Os jornalistas nacionais que acompanhavam a viagem deliraram: “Cá em baixo, os embaixadores, os ministros, sabiam que os dois homens tinham, nesse momento, as honras do navio – o rei espanhol e o navegador português. Esta gentileza tradicional do monarca foi correspondida sempre pela multidão. Gago Coutinho chegou a ser alvo de manifestações que fariam supor a um estrangeiro (e provavelmente ao tal alemão, digo eu), fora das realidades, que ele também fizera, ao lado de Francisco Franco, acabado de ser promovido a general, a travessia do Atlântico com os bravos aviadores espanhóis que, nesse dia, regressaram a casa.

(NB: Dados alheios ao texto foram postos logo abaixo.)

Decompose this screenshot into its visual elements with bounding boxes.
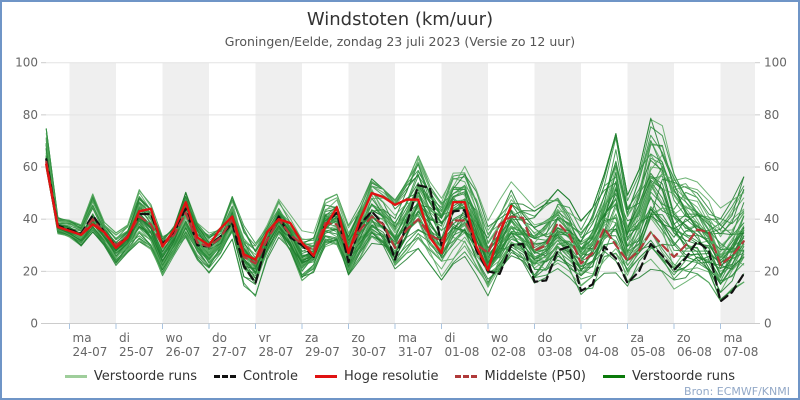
legend-item: Hoge resolutie xyxy=(315,369,438,384)
x-tick-day: wo xyxy=(166,331,183,345)
legend-item: Middelste (P50) xyxy=(455,369,586,384)
y-axis-label-left: 40 xyxy=(23,212,38,226)
legend-label: Middelste (P50) xyxy=(484,369,586,384)
x-tick-date: 30-07 xyxy=(352,345,387,359)
x-tick-day: zo xyxy=(677,331,691,345)
legend-label: Verstoorde runs xyxy=(93,369,198,384)
x-tick-date: 27-07 xyxy=(212,345,247,359)
day-band xyxy=(534,62,581,324)
chart-title: Windstoten (km/uur) xyxy=(306,9,494,30)
legend-label: Controle xyxy=(243,369,299,384)
x-tick-date: 28-07 xyxy=(259,345,294,359)
day-band xyxy=(255,62,302,324)
ensemble-member-line xyxy=(45,158,745,283)
x-tick-day: wo xyxy=(491,331,508,345)
series-line-hoge-resolutie xyxy=(45,163,513,272)
ensemble-member-line xyxy=(45,126,745,260)
y-axis-label-right: 60 xyxy=(764,160,779,174)
x-tick-date: 25-07 xyxy=(119,345,154,359)
y-axis-label-left: 20 xyxy=(23,264,38,278)
x-tick-date: 26-07 xyxy=(166,345,201,359)
x-tick-date: 29-07 xyxy=(305,345,340,359)
x-tick-day: zo xyxy=(352,331,366,345)
legend-swatch-line xyxy=(455,375,478,378)
legend-swatch-line xyxy=(214,375,237,378)
x-tick-day: do xyxy=(212,331,227,345)
x-tick-day: za xyxy=(305,331,319,345)
x-tick-date: 31-07 xyxy=(398,345,433,359)
x-tick-date: 24-07 xyxy=(73,345,108,359)
chart-legend: Verstoorde runs Controle Hoge resolutie Mid… xyxy=(2,369,798,384)
y-axis-label-left: 0 xyxy=(30,317,38,331)
y-axis-label-right: 100 xyxy=(764,56,787,70)
y-axis-label-right: 20 xyxy=(764,264,779,278)
x-tick-date: 03-08 xyxy=(538,345,573,359)
legend-label: Verstoorde runs xyxy=(631,369,736,384)
legend-item: Verstoorde runs xyxy=(64,369,198,384)
x-tick-day: ma xyxy=(724,331,743,345)
y-axis-label-left: 80 xyxy=(23,108,38,122)
x-tick-day: ma xyxy=(398,331,417,345)
ensemble-member-line xyxy=(45,142,745,262)
legend-item: Verstoorde runs xyxy=(602,369,736,384)
x-tick-day: za xyxy=(631,331,645,345)
day-band xyxy=(720,62,755,324)
ensemble-member-line xyxy=(45,144,745,254)
ensemble-member-line xyxy=(45,147,745,279)
y-axis-label-left: 60 xyxy=(23,160,38,174)
source-credit: Bron: ECMWF/KNMI xyxy=(684,385,790,398)
y-axis-label-right: 40 xyxy=(764,212,779,226)
chart-subtitle: Groningen/Eelde, zondag 23 juli 2023 (Ve… xyxy=(224,34,576,49)
x-tick-date: 06-08 xyxy=(677,345,712,359)
day-band xyxy=(69,62,116,324)
y-axis-label-right: 80 xyxy=(764,108,779,122)
x-tick-date: 02-08 xyxy=(491,345,526,359)
x-tick-date: 01-08 xyxy=(445,345,480,359)
ensemble-member-line xyxy=(45,138,745,271)
x-tick-day: vr xyxy=(584,331,596,345)
x-tick-date: 07-08 xyxy=(724,345,759,359)
legend-swatch-line xyxy=(602,375,625,378)
x-tick-day: di xyxy=(119,331,130,345)
x-tick-day: di xyxy=(445,331,456,345)
legend-swatch-line xyxy=(315,375,338,378)
x-tick-date: 04-08 xyxy=(584,345,619,359)
x-tick-day: ma xyxy=(73,331,92,345)
ensemble-member-line xyxy=(45,117,745,270)
x-tick-day: vr xyxy=(259,331,271,345)
x-tick-day: do xyxy=(538,331,553,345)
legend-label: Hoge resolutie xyxy=(344,369,439,384)
legend-swatch-line xyxy=(64,375,87,378)
legend-item: Controle xyxy=(214,369,298,384)
x-tick-date: 05-08 xyxy=(631,345,666,359)
y-axis-label-left: 100 xyxy=(15,56,38,70)
y-axis-label-right: 0 xyxy=(764,317,772,331)
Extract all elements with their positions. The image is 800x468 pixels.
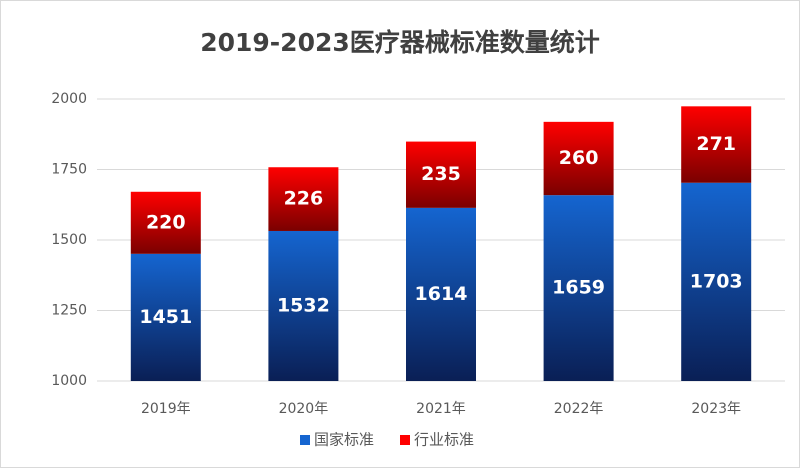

E não podia haver nisto tudo preparação ou simples deferência”.
Era de sublinhar que Portugal e Espanha viviam momento de fraterna e correspondida amizade. O dr. Melo Barreto, embaixador em Madrid, era o primeiro a confirmá-lo, acrescentando que não se tratava apenas de mero entendimento diplomático e político. Ia bem para além disso. Tratava-se de uma forte união popular que a visita do Almirante servira para afirmar nas ruas por onde passou e foi festejado como se de um espanhol se tratasse. Chamaram-lhe “O abraço de Sevilha”. Aquele que Afonso XIII, que abdicaria cinco anos mais tarde, ofereceu de coração cheio ao Almirante que andava na boca do povo.